Some restaurants have lost sight of this rule. And in an industry where repeat customers account for about 70 percent of sales, getting diners to return is the ultimate goal.
Including a nice-looking picture alongside a food item increases sales Restaurant study 30 percent, according to Rapp. Campers who saw the salad photo were up to 70 percent more likely to order a salad for lunch. Of course, you can have too much of a good thing.
One way to encourage you to spend more money is by making price tags as inconspicuous as possible. On menus, perspective is everything.
One trick is to include an incredibly expensive item near the top of the menu, which makes everything else seem reasonably priced. Slightly more expensive items so long as they still fall within the boundaries of what the customer is willing to pay also suggest the food is of higher quality.
This pricing structure can literally make customers feel more satisfied when they leave. Just like supermarkets put profitable items at eye level, restaurants design their menus to make the most of your gaze. The upper right corner is prime real estate, Rapp explains.
You want to keep the menu flowing well. And have you ever noticed the number of restaurants that utilize red and yellow in their branding? Conclusive evidence on how color affects our mood is hard to find, but one review suggests that red stimulates the appetite, while yellow draws in our attention.
Longer, more detailed descriptions sell more food. Nearly 30 percent more, according to one Cornell study. In another studyresearchers presented two different groups with the same red wine but with different labels.
One label said North Dakota do they even make wine there? We all have that one meal that takes us back to childhood.
Restaurants know this tendency, and they use it to their advantage.The Nickel is one of the new chef-driven downtown Denver restaurants within the iconic Hotel Teatro in the heart of the thriving Theatre District. This page lists completed EHS-Net food safety studies with a focus on foodborne illness outbreaks and their environmental antecedents.

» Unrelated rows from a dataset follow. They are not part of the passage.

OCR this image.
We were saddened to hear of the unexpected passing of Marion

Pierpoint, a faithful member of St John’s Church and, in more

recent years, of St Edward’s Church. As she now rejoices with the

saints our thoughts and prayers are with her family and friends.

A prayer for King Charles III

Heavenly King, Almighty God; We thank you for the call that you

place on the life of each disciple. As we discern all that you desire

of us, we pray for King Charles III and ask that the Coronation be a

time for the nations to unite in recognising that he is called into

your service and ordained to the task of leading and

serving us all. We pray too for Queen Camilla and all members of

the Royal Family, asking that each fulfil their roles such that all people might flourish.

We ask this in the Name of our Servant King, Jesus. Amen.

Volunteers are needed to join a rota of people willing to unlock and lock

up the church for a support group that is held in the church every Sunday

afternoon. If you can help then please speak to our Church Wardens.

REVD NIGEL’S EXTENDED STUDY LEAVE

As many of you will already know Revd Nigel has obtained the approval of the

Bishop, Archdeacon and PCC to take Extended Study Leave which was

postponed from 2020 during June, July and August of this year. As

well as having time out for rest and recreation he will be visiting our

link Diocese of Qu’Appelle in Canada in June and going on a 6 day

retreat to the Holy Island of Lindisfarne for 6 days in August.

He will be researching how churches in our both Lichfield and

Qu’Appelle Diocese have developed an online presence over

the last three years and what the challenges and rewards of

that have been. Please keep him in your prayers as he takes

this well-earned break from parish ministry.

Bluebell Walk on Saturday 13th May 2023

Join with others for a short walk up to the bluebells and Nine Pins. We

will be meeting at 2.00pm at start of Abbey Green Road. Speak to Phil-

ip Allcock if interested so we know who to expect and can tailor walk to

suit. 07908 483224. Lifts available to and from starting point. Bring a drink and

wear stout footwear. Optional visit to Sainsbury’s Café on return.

Objective: To identify pathogens and contributing factors associated with restaurant-related foodborne illness outbreaks and food-safety differences between outbreak.
FLORIDA TODAY Business Briefs: EFSC, restaurant study, Posey conference. We Serve America's Restaurants Representing nearly , restaurant businesses, Executive Study Groups.
Pizza Industry Council Fast Casual Industry Council Financial Officers & Tax Executives Internal Auditors Food Safety & Quality Assurance.
Industry Impact. Employing America. A Feasibility Study is a smart "minimal investment" before you begin the process of developing your restaurant or purchasing that franchise. A Feasibility Study Maximizes Your Chances For Success and Increases Your Return on Investment.
Hold the cubes, please. Another Study Determines Restaurant Ice Machines Contain More Bacteria Than Toilet Water.